One way to break the bond is with lightning, which produces some of the nitrogen that enriches soil naturally.
But the main source of this "nitrogen fixation" are soil bacteria, including the rhizobium bacteria, that set up little nitrogen conversion factories inside legumes.
Over the eons, the plants and the bacteria have developed a finely tuned partnership.
It starts when the legumes sense that there is too little nitrogen in the soil. At that point, they exude substances called flavonoids, which signal the rhizobium to migrate to the plants.
The bacteria enter the plants through their delicate root hairs. Once inside, they strike a bargain. The bacteria will produce ammonia to fortify the plant, and the plant will provide sugar to feed the bacteria.
Until nitrogen fertilizers came along about a century ago, this was how most of the world's soil got its critical supply of nitrogen. And that posed a problem.
Two of the world's most important food crops -- corn and rice -- cannot create their own nitrogen, which limited how much corn and rice could be grown, which limited how many people the Earth could support.
The Haber-Bosch process, developed by two German chemists in the early 1900s, changed all of that by creating an efficient way to synthetically manufacture ammonia.
The process was invented to create nitrogen compounds for explosives in World War I, and even though Fritz Haber won the Nobel Prize for his discovery in 1918, he never received much acclaim because he went on to develop poison gases for the Germans in World War I and the precursor of the gas used in Nazi concentration camps in World War II.
Eventually, the Haber-Bosch process was adapted to make nitrogen fertilizer, which helps to grow the food that sustains an estimated 40 percent of the world's population.
But using so much nitrogen fertilizer comes with a cost, Dr.

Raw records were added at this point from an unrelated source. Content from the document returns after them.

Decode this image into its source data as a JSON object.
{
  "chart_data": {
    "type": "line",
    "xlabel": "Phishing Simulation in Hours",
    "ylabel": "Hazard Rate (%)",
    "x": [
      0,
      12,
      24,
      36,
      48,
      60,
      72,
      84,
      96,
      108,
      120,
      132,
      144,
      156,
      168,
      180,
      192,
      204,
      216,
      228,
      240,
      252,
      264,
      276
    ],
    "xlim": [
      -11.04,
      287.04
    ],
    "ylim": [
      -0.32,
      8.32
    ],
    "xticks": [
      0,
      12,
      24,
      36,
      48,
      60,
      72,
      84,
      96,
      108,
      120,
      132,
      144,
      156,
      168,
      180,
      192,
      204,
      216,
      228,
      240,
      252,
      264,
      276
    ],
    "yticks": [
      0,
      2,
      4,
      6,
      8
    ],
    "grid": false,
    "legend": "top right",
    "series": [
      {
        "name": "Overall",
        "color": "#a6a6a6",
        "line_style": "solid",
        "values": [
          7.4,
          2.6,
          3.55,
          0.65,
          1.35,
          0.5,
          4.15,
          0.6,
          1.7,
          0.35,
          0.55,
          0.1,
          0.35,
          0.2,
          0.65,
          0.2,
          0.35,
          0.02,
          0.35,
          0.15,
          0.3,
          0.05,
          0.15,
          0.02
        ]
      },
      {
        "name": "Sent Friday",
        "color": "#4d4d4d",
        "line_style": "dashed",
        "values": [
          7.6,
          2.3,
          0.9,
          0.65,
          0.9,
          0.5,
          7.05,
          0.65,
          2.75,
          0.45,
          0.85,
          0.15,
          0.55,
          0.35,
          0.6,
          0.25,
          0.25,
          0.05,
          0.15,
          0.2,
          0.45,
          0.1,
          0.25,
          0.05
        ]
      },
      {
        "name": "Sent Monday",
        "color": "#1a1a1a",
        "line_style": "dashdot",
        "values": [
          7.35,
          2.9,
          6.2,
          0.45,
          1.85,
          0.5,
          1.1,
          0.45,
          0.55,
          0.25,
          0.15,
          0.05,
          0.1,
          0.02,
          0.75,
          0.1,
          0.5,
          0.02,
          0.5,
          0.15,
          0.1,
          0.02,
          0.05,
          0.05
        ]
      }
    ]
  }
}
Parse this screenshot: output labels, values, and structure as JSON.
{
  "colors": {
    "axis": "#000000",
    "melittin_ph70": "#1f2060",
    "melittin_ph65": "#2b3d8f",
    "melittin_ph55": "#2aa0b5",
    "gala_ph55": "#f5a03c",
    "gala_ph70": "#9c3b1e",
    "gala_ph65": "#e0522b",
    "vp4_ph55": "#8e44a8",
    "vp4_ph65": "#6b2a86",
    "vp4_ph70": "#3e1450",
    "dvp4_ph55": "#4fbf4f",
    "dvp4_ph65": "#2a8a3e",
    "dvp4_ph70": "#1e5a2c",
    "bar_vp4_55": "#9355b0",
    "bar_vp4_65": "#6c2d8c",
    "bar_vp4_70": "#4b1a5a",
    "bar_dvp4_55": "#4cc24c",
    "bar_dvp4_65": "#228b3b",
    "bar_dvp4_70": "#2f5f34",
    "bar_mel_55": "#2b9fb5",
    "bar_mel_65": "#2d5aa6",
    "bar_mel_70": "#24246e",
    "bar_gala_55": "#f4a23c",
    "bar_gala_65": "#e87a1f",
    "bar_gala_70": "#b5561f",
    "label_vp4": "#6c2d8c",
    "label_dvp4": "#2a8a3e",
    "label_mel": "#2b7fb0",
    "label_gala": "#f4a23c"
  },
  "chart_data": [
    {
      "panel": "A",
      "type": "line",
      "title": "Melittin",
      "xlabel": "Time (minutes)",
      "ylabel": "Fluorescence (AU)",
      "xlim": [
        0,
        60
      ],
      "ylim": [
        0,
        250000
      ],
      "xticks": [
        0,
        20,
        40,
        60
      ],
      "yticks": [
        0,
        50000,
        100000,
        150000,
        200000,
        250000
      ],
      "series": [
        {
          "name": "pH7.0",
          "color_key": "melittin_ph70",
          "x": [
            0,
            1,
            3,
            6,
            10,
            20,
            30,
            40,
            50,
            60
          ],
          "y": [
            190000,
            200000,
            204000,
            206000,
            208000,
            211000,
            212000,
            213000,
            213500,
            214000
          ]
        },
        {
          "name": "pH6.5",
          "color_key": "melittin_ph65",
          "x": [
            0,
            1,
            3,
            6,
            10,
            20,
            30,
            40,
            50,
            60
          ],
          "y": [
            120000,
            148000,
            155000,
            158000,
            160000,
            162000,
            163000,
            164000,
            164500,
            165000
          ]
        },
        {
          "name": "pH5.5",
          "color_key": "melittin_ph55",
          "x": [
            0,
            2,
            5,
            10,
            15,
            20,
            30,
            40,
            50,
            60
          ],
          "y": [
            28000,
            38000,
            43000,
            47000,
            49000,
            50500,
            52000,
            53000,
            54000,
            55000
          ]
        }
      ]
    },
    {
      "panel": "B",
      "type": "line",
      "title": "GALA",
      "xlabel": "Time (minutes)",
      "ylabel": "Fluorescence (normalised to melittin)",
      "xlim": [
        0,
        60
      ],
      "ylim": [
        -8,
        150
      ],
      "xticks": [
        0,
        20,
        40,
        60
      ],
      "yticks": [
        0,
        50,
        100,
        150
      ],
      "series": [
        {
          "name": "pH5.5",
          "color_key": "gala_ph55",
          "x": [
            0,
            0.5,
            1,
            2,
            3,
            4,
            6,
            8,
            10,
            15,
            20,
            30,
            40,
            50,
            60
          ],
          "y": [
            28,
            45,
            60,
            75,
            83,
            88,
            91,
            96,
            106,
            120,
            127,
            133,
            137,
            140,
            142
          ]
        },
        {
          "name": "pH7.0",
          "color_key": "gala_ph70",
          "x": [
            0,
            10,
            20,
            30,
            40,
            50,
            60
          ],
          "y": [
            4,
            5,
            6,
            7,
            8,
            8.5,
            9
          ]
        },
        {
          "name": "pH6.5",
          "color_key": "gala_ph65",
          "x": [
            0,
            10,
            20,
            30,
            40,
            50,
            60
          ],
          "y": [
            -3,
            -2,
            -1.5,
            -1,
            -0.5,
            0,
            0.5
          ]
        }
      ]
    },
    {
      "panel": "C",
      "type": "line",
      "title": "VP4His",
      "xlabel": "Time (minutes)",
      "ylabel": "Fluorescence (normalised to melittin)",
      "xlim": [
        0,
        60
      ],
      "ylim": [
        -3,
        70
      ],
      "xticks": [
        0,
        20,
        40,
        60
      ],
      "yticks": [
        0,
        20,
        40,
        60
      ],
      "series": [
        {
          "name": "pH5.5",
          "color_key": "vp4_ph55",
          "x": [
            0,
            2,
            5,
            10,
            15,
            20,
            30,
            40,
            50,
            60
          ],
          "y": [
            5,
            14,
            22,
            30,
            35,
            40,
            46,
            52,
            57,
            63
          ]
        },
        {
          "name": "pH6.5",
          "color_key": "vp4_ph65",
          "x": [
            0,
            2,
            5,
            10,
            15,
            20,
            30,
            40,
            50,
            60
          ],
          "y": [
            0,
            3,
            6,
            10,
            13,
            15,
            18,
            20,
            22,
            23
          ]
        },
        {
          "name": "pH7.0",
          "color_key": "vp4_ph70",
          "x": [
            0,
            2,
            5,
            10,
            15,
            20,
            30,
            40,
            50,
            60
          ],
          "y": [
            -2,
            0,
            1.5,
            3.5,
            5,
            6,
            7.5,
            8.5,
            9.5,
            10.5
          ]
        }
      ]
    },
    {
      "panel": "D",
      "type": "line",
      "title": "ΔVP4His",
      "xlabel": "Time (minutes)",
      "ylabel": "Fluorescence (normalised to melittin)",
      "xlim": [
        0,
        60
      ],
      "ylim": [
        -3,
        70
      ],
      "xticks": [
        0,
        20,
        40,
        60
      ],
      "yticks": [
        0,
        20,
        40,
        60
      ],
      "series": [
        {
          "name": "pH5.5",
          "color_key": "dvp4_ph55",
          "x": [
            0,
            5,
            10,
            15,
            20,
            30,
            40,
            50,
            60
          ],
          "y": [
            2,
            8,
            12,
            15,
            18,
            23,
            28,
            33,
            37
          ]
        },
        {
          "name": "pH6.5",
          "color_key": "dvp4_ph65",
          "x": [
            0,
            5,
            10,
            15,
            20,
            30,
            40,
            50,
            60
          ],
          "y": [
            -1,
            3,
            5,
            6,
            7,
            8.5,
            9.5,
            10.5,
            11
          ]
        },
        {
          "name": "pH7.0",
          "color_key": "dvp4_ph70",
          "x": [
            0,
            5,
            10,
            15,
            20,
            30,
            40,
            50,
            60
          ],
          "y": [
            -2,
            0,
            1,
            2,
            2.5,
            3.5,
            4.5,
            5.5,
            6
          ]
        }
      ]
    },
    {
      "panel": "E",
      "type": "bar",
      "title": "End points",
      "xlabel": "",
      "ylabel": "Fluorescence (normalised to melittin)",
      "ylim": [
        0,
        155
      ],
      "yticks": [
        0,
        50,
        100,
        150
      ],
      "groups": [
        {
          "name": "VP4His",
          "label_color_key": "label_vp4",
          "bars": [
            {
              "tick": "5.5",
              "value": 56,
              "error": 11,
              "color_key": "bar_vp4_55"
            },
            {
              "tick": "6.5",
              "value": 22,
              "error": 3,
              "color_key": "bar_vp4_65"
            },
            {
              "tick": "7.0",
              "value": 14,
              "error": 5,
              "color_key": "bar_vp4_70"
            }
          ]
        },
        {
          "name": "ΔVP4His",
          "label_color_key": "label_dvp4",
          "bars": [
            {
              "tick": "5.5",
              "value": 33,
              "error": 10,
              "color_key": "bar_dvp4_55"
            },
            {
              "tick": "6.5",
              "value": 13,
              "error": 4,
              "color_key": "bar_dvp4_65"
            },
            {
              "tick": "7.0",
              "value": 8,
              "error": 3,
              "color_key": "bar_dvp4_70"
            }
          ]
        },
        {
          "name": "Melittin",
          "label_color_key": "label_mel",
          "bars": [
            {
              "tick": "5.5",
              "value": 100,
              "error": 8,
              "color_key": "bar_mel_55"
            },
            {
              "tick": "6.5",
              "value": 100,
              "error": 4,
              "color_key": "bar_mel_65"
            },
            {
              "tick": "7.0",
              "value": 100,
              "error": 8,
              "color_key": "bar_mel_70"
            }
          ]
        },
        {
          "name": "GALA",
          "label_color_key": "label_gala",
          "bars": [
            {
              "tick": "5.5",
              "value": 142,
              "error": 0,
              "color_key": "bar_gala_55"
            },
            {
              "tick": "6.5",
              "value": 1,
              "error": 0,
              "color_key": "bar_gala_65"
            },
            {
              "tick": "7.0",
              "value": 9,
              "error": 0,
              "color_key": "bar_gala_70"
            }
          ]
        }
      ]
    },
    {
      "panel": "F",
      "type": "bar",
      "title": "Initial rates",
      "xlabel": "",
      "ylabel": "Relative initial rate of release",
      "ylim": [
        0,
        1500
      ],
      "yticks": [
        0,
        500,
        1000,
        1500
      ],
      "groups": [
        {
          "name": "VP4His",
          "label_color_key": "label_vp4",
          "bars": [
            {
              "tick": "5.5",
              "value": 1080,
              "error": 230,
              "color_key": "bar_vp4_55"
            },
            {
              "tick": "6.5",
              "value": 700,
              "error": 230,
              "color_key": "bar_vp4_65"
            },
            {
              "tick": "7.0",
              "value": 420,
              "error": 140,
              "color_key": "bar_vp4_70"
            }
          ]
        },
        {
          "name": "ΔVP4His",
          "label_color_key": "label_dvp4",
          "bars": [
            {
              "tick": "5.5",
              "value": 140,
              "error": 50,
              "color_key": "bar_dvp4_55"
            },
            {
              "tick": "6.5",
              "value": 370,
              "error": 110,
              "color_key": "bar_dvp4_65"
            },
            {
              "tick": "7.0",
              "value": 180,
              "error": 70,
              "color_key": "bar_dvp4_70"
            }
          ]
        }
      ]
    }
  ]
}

Oke said.
First, she said, "you make all this nitrogen fertilizer and you put it on your plants, but not all the fertilizer you put on is being incorporated in the plants. A lot of it is coming off the fields."
That runoff contributes to algae growth that creates oxygen-depleted "dead zones" along America's coastlines.
The process used to manufacture the fertilizer also consumes a lot of fossil fuel. Dr. Oke said one study in the mid-1990s indicated that 5 percent of the world's natural gas supply was used to produce nitrogen fertilizer.
Finding ways to produce more natural ammonia in the soil therefore might be very helpful to the environment, she said, and the research she and other scientists are doing holds out the hope of "taking the legumes we already have and boosting the whole system up."
One indication of how helpful is the impact that crop rotation already has in reducing the need for nitrogen fertilizer. Greg Roth, a Penn State University agronomy professor, said that growing soybeans in a field the year before growing corn can cut the fertilizer needed for the corn by 40 percent.
Dr. Oke's contribution to this effort has been to focus on understanding the genes that allow the legumes and bacteria to coexist. She has found two genes in rhizobium that seem to play a critical role in the formation of the nodules and the nitrogen conversion process, but her lab is still trying to figure out exactly how they work.
Dr. Oke grew up in Pasadena, Calif. She may have been inspired to become a professor by her father, who was an astronomer at the California Institute of Technology for nearly 30 years.
But it's her mother who's responsible for her interest in biology.
"I had a terrible biology class in high school," Dr. Oke recalled. "But my mother urged me to give it a second try."
More than 20 years later, she's still at it.